But with the exhibition's new date, as well as the expansion that it underwent - going from more than 150 pieces to 300 - Kungkarangkalpa (Seven Sisters) will now be front and centre when visitors enter the exhibition when it opens its doors come November.
"It's a very powerful work. We're very proud to have it in the Know My Name exhibition," Ms Cole said.
"It was a commission ... which means that we didn't get to see the work and say we need to buy that for the collection.
"We commissioned the artists to do it over a several month period, and you never know what you get with a commission.
"But we are very proud of the outcome and working with the Tjanpi artists has just been amazing."
Ms Cole travelled to Warakurna at the beginning of the artwork's creation earlier in the year where she spent four weeks with the artists while they made the piece.
The process began with a three-day camping trip where they discussed the Dreaming story of the seven sisters, which the work is based on. In fact, it's the Dreaming story which also inspired the paintings that will surround the installation when the exhibition opens.
After the story was discussed, Ms Cole and the artists went out and harvested the minarri grass that was used to create the eight statues - of seven women and one man - as well as the dome hanging over them that represents a cave.
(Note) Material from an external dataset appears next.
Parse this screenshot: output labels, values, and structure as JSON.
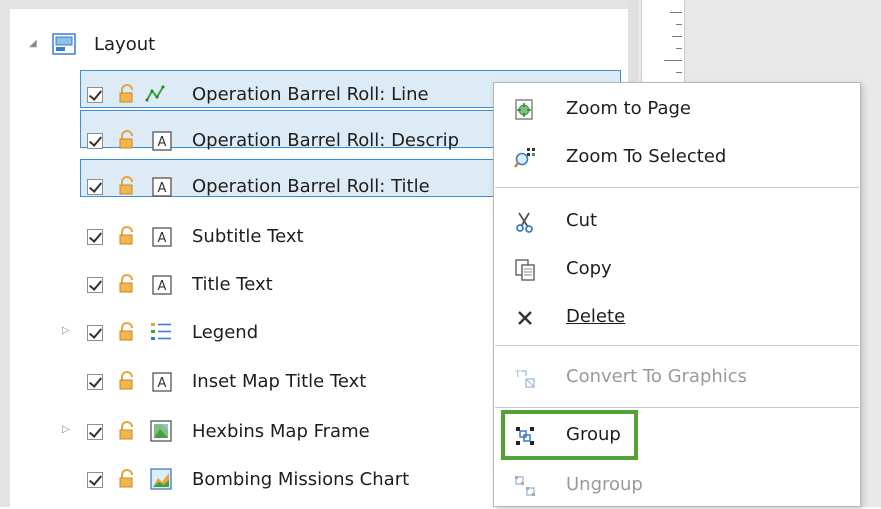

It was then wrapped in jute yarn and raffia, which is a representation of the colour of the desert where they live.
"We're really lucky when I was on Country making these works with the ladies but I had to remove myself out of Western Australia in March when we got the call that anyone who wasn't essential had to leave the community," Ms Cole said.
"The actual dome was finished by the women themselves without me as a curator there."
Tjanpi Desert Weavers represents more than 400 women artists from 26 remote communities in the Ngaanyatjarra Pitjantjatjara Yankunytjatjara Lands, an area about 350,000 square kilometres in size and spans the tri-state border between Northern Territory, Western Australia, and South Australia.
While not all 400 women came to help create the work, Kungkarangkalpa (Seven Sisters) did have artists who had travelled a couple of hundred kilometres to Warakurna and spend three to four weeks working on the piece.
"The difference between with Tjanpi artists is that they make an object or a sculpture, they take it to the arts centre, they get money directly straight away so it's a process that happens immediately," Ms Cole said.